Der Spiegel and MediaPart , in conjunction with Football Leaks as part of the European Investigative Collaborations network, has alleged that both Man City and PSG have broken a number of rules in a bid to circumvent UEFA's Financial Fair Play regulations.
City have released a statement in light of the claims, insisting "the attempt to damage the club's reputation is organised and clear," while PSG stress they have "always complied strictly with the laws and regulations in force and strongly denies the allegations."
But Tebas has not missed a chance to criticise UEFA for its handling of the two big-spending clubs and took aim at the European governing body after the recent revelations, which he says he saw coming.
"I said two years ago that PSG and Manchester City were cheating so it wasn’t a surprise to me at all," Tebas told Goal . "It’s very important that UEFA does something real about it. It’s something that has unbalanced world football and the structure of the game. You have to punish those teams."
Tebas, who spoke to Goal at the recent Soccerex event in Miami, sees PSG as a serial abuser of Financial Fair Play and believes the French club have reached a point where they have earned serious punishment.

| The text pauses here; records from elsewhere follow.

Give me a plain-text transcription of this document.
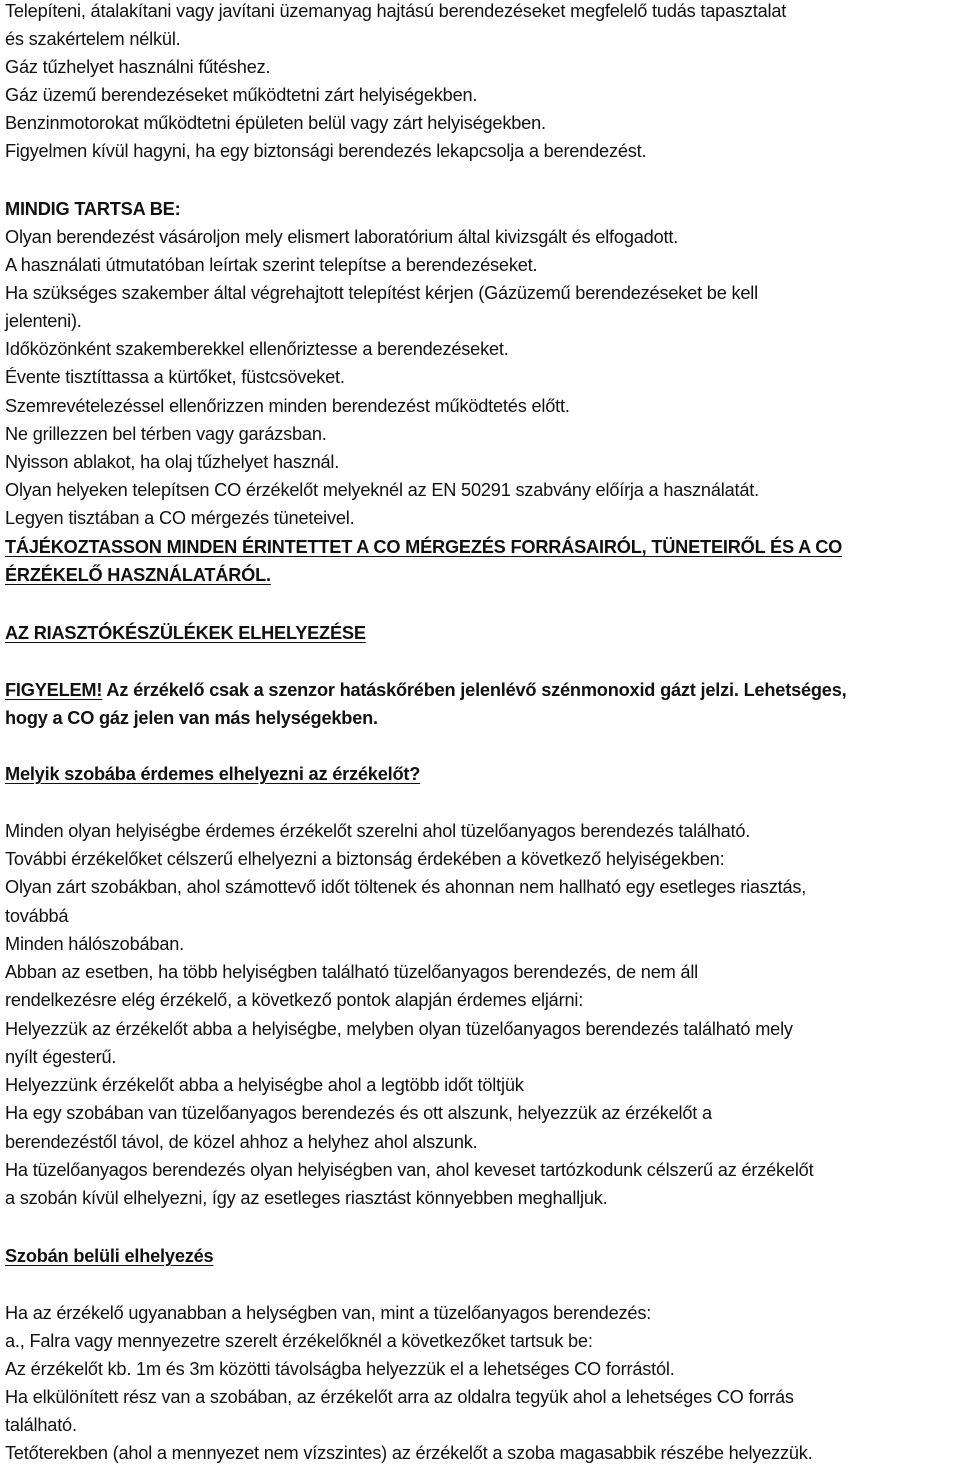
Telepíteni, átalakítani vagy javítani üzemanyag hajtású berendezéseket megfelelő tudás tapasztalat
és szakértelem nélkül.
Gáz tűzhelyet használni fűtéshez.
Gáz üzemű berendezéseket működtetni zárt helyiségekben.
Benzinmotorokat működtetni épületen belül vagy zárt helyiségekben.
Figyelmen kívül hagyni, ha egy biztonsági berendezés lekapcsolja a berendezést.
MINDIG TARTSA BE:
Olyan berendezést vásároljon mely elismert laboratórium által kivizsgált és elfogadott.
A használati útmutatóban leírtak szerint telepítse a berendezéseket.
Ha szükséges szakember által végrehajtott telepítést kérjen (Gázüzemű berendezéseket be kell
jelenteni).
Időközönként szakemberekkel ellenőriztesse a berendezéseket.
Évente tisztíttassa a kürtőket, füstcsöveket.
Szemrevételezéssel ellenőrizzen minden berendezést működtetés előtt.
Ne grillezzen bel térben vagy garázsban.
Nyisson ablakot, ha olaj tűzhelyet használ.
Olyan helyeken telepítsen CO érzékelőt melyeknél az EN 50291 szabvány előírja a használatát.
Legyen tisztában a CO mérgezés tüneteivel.
TÁJÉKOZTASSON MINDEN ÉRINTETTET A CO MÉRGEZÉS FORRÁSAIRÓL, TÜNETEIRŐL ÉS A CO
ÉRZÉKELŐ HASZNÁLATÁRÓL.
AZ RIASZTÓKÉSZÜLÉKEK ELHELYEZÉSE
FIGYELEM! Az érzékelő csak a szenzor hatáskőrében jelenlévő szénmonoxid gázt jelzi. Lehetséges,
hogy a CO gáz jelen van más helységekben.
Melyik szobába érdemes elhelyezni az érzékelőt?
Minden olyan helyiségbe érdemes érzékelőt szerelni ahol tüzelőanyagos berendezés található.
További érzékelőket célszerű elhelyezni a biztonság érdekében a következő helyiségekben:
Olyan zárt szobákban, ahol számottevő időt töltenek és ahonnan nem hallható egy esetleges riasztás,
továbbá
Minden hálószobában.
Abban az esetben, ha több helyiségben található tüzelőanyagos berendezés, de nem áll
rendelkezésre elég érzékelő, a következő pontok alapján érdemes eljárni:
Helyezzük az érzékelőt abba a helyiségbe, melyben olyan tüzelőanyagos berendezés található mely
nyílt égesterű.
Helyezzünk érzékelőt abba a helyiségbe ahol a legtöbb időt töltjük
Ha egy szobában van tüzelőanyagos berendezés és ott alszunk, helyezzük az érzékelőt a
berendezéstől távol, de közel ahhoz a helyhez ahol alszunk.
Ha tüzelőanyagos berendezés olyan helyiségben van, ahol keveset tartózkodunk célszerű az érzékelőt
a szobán kívül elhelyezni, így az esetleges riasztást könnyebben meghalljuk.
Szobán belüli elhelyezés
Ha az érzékelő ugyanabban a helységben van, mint a tüzelőanyagos berendezés:
a., Falra vagy mennyezetre szerelt érzékelőknél a következőket tartsuk be:
Az érzékelőt kb. 1m és 3m közötti távolságba helyezzük el a lehetséges CO forrástól.
Ha elkülönített rész van a szobában, az érzékelőt arra az oldalra tegyük ahol a lehetséges CO forrás
található.
Tetőterekben (ahol a mennyezet nem vízszintes) az érzékelőt a szoba magasabbik részébe helyezzük.
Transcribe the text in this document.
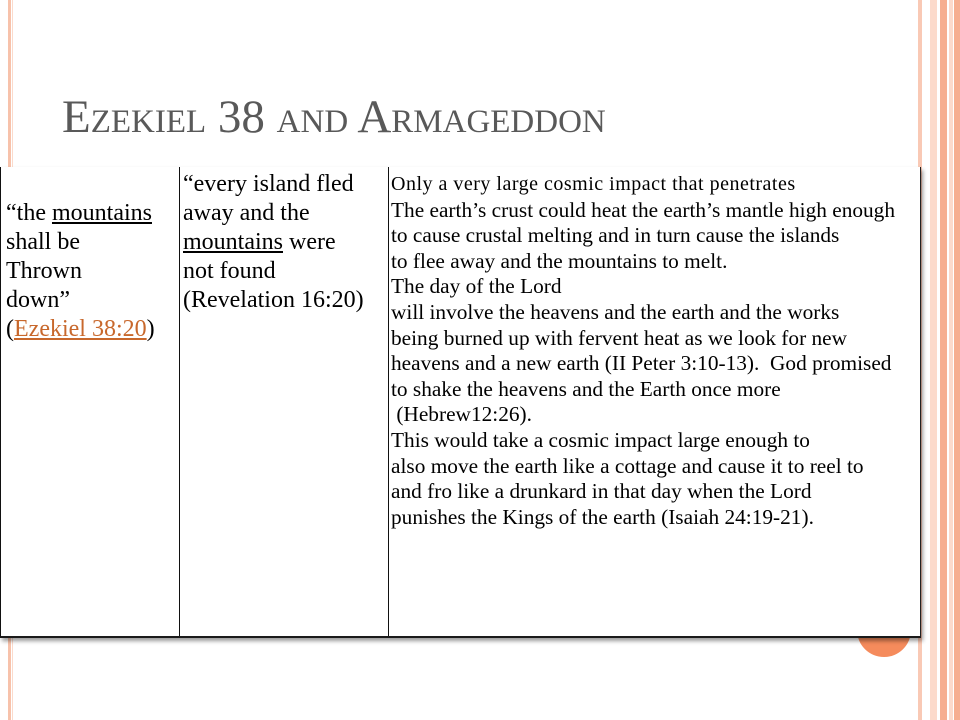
Ezekiel 38 and Armageddon
“the mountains
shall be
Thrown
down”
(Ezekiel 38:20)
“every island fled
away and the
mountains were
not found
(Revelation 16:20)
Only a very large cosmic impact that penetrates
The earth’s crust could heat the earth’s mantle high enough
to cause crustal melting and in turn cause the islands
to flee away and the mountains to melt.
The day of the Lord
will involve the heavens and the earth and the works
being burned up with fervent heat as we look for new
heavens and a new earth (II Peter 3:10-13).  God promised
to shake the heavens and the Earth once more
(Hebrew12:26).
This would take a cosmic impact large enough to
also move the earth like a cottage and cause it to reel to
and fro like a drunkard in that day when the Lord
punishes the Kings of the earth (Isaiah 24:19-21).
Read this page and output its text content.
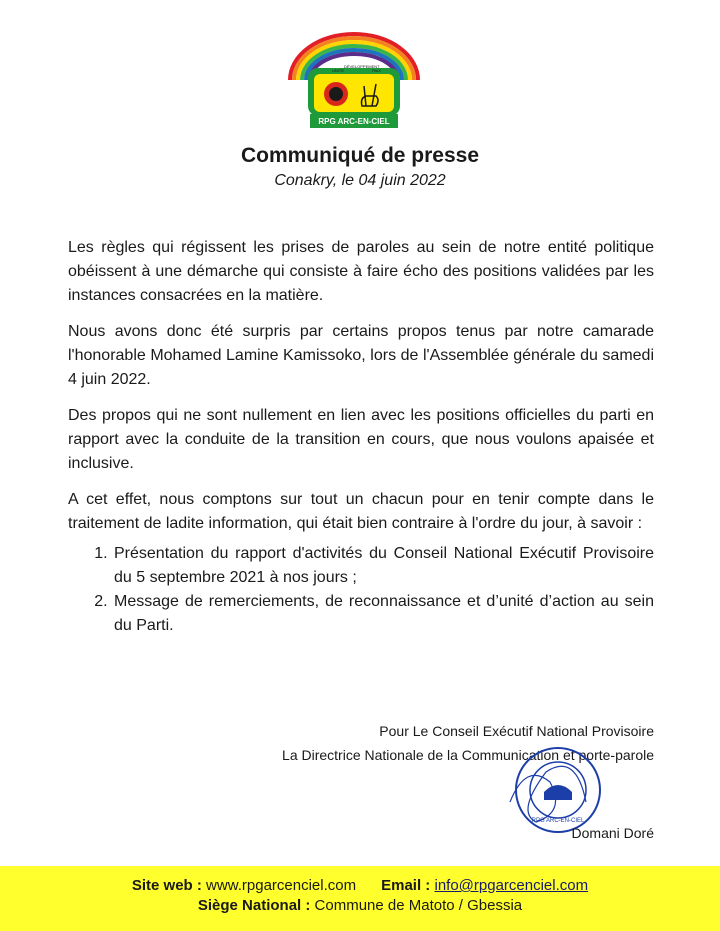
UNITÉ
DÉVELOPPEMENT
PAIX
RPG ARC-EN-CIEL
Communiqué de presse
Conakry, le 04 juin 2022

Les règles qui régissent les prises de paroles au sein de notre entité politique obéissent à une démarche qui consiste à faire écho des positions validées par les instances consacrées en la matière.

Nous avons donc été surpris par certains propos tenus par notre camarade l'honorable Mohamed Lamine Kamissoko, lors de l'Assemblée générale du samedi 4 juin 2022.

Des propos qui ne sont nullement en lien avec les positions officielles du parti en rapport avec la conduite de la transition en cours, que nous voulons apaisée et inclusive.

A cet effet, nous comptons sur tout un chacun pour en tenir compte dans le traitement de ladite information, qui était bien contraire à l'ordre du jour, à savoir :

1. Présentation du rapport d'activités du Conseil National Exécutif Provisoire du 5 septembre 2021 à nos jours ;
2. Message de remerciements, de reconnaissance et d’unité d’action au sein du Parti.
Pour Le Conseil Exécutif National Provisoire
La Directrice Nationale de la Communication et porte-parole
RPG ARC-EN-CIEL
Domani Doré
Site web : www.rpgarcenciel.com Email : info@rpgarcenciel.com
Siège National : Commune de Matoto / Gbessia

"Forcing them to sit out a year of the Champions League would send a message that these rules must be taken seriously," Tebas said. "It isn't about punishing PSG specifically, but enforcing rules we expect everyone to follow."
Tebas was not as forceful in his condemnations of Manchester City, but believes the English champions must be investigated to uncover how serious the team's FFP violations are, if violations did in fact take place.
PSG and Manchester City are no strangers to dealing with Financial Fair Play issues, having both received punishment in 2014 for FFP violations.
Manchester City paid a £49 million fine and accepted squad restrictions after being one of nine clubs - including PSG - punished in the first wave of Financial Fair Play sanctions issued in 2014.
In response to the recent allegations, UEFA issued a statement making it clear it is ready to re-open investigations into past violations if new information uncovers wrongdoing.
"If new information comes to light that may be material to this assessment, UEFA will use that to challenge the figures and will seek explanation, clarification or rebuttal from the club concerned," a statement said. "Should new information suggest that previously-concluded cases have been abused, those cases may be capable of being reopened as determined on a case-by-case basis."
For Tebas, it is clear what he believes UEFA must do.
"If UEFA acts as it has to act, then it has to sanction those teams," Tebas said.